His programme ended in 2024, but he was already gainfully employed six months before graduation.

He now works as a field technician for Gottviewz, an engineering company that offers operation and maintenance services to the clients of German equipment manufacturers across West African countries.

“People study at universities for years. They then graduate and find no jobs. I didn’t want to end up like that,” the field service engineer said in a phone interview.

Ojoghoro troubleshoots electromechanical machines in beverage production lines for a monthly pay of N900,000, a rate well above the average entry-level graduate’s earnings in Nigeria.

“We say Nigeria lacks jobs, but this can only be your reality if you lack in-demand skills,” he added.

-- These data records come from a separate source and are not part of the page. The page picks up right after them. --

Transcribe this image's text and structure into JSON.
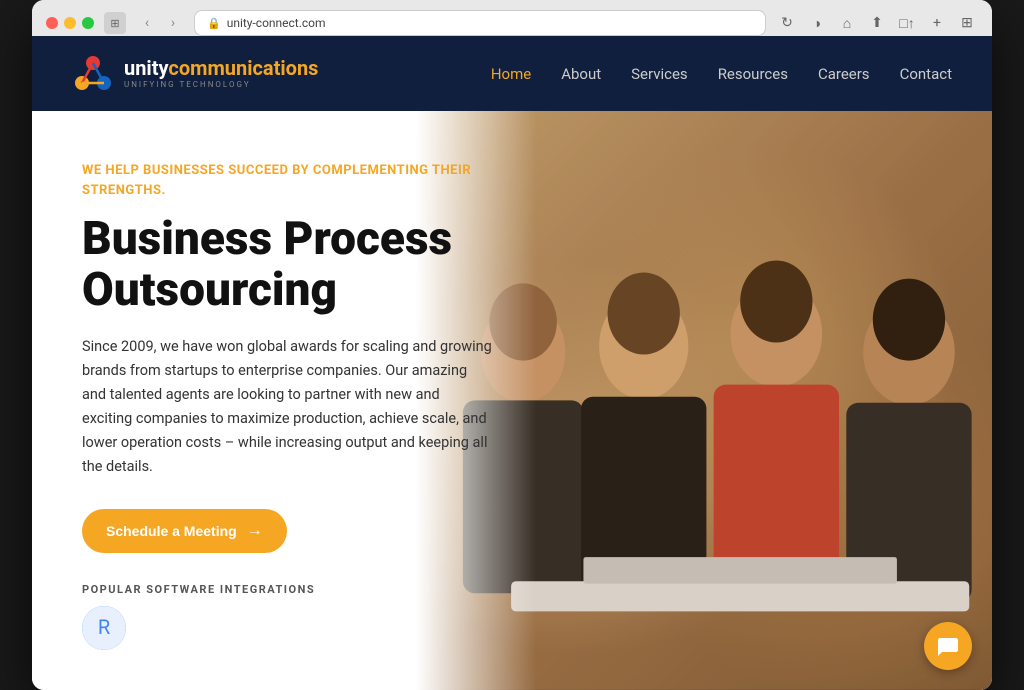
{
  "browser": {
    "url": "unity-connect.com",
    "tab_icon": "🔒"
  },
  "site": {
    "logo": {
      "unity": "unity",
      "communications": "communications",
      "tagline": "UNIFYING TECHNOLOGY"
    },
    "nav": {
      "home": "Home",
      "about": "About",
      "services": "Services",
      "resources": "Resources",
      "careers": "Careers",
      "contact": "Contact",
      "active": "Home"
    },
    "hero": {
      "tagline": "WE HELP BUSINESSES SUCCEED BY COMPLEMENTING THEIR STRENGTHS.",
      "heading_line1": "Business Process",
      "heading_line2": "Outsourcing",
      "body": "Since 2009, we have won global awards for scaling and growing brands from startups to enterprise companies. Our amazing and talented agents are looking to partner with new and exciting companies to maximize production, achieve scale, and lower operation costs – while increasing output and keeping all the details.",
      "cta_label": "Schedule a Meeting",
      "cta_arrow": "→",
      "popular_label": "POPULAR SOFTWARE INTEGRATIONS"
    }
  }
}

Ojoghoro is now pursuing an online undergraduate degree at the International University of Applied Sciences in Germany through its study access alliance scholarship, with plans to specialise in robotics and industrial automation.

The IIT, its programme director, David Okechukwu, said, offers programmes in electromechanics, electrotechnics, mechatronics, and engineering technology. It is one of Nigeria’s 92+ vocational enterprise institutes, which are all privately owned according to NBTE data.

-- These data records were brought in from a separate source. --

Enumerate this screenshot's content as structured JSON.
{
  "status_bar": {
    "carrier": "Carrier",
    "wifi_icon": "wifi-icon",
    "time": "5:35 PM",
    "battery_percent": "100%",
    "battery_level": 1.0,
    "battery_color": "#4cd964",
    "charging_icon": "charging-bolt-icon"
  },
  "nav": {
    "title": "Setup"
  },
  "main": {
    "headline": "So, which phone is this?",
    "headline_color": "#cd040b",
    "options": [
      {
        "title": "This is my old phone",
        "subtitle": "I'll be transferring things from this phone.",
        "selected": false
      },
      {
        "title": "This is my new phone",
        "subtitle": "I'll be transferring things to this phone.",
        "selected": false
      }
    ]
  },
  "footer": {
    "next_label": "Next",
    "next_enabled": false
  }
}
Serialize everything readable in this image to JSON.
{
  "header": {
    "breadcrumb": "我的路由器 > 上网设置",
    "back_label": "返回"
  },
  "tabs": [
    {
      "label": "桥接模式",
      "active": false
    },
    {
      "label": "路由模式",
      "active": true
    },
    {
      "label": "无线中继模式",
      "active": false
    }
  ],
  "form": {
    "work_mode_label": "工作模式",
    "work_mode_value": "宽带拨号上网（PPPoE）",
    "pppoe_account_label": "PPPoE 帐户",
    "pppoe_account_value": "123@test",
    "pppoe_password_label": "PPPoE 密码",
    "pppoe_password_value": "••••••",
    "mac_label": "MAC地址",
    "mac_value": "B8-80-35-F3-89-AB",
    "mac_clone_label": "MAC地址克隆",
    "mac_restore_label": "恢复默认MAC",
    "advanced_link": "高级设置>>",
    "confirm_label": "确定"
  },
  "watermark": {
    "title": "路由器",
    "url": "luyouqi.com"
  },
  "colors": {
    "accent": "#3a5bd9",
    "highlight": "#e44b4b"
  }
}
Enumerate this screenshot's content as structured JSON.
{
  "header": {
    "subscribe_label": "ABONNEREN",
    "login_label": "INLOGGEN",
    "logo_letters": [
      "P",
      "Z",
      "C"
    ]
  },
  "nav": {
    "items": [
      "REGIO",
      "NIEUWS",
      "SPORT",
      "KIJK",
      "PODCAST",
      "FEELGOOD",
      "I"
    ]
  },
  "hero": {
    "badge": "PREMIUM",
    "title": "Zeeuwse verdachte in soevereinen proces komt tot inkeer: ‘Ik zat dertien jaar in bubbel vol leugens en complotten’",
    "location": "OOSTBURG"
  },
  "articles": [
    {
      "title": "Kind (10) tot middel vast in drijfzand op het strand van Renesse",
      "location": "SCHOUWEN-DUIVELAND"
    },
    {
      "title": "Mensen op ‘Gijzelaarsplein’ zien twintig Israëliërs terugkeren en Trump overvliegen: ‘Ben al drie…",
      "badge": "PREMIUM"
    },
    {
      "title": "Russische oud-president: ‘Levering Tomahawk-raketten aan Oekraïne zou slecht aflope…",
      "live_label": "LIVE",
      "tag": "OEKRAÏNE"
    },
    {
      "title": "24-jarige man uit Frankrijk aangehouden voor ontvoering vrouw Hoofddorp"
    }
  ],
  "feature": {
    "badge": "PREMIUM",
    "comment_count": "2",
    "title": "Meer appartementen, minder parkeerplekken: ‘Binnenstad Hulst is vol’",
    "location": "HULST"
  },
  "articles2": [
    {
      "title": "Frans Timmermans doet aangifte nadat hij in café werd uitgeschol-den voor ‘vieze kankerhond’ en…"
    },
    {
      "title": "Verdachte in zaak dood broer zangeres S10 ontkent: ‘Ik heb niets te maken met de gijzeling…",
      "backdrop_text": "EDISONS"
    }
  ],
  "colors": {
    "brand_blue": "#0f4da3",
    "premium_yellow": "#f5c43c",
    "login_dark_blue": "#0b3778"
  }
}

Okechukwu: When we started in 2000, we saw several systems running in the country without results

“We went to Asia and Europe, studied their models, and adapted them to create a curriculum that works for Nigeria,” the IIT programme director said.

Beyond vocational enterprise institutions (VEIs), Nigeria has 135 federal technical colleges.

But a subsisting paucity of state funding and equipment shortage often means that independent private institutions are better positioned for uninterrupted vocational learning outside secondary schools.

Idris Bugaje, NBTE executive secretary, said Nigeria’s many sub-tertiary vocational schools do not offer identical certification, forcing the board to introduce the National Skills Qualification.

The NSQ framework, which will validate craftspeople in Nigeria, will be a certification tiered from levels one to nine. “This will improve the performance of vocational schools,” said Bugaje.

Globally, the World Economic Forum projects 170 million jobs to be created and 92 million to be displaced by 2030. This, it says, will result in a net growth of 78 million jobs, driven by technological advancements, the green transition, and economic shifts that will require upskilling to meet the evolving workforce demands, particularly in artificial intelligence and sustainability.

Bugaje said the education ministry looks to set up a national skills fund that would tap multiple sources, including foreign non-profits and private sector donors.

“Degrees and diplomas are now in the past,” Bugaje said. “Very soon, they will be of no value. There’s a shift towards skills. That is the reality.”

Bugaje admitted that an intervention of such scale would require a budget running into “hundreds of billions” in naira.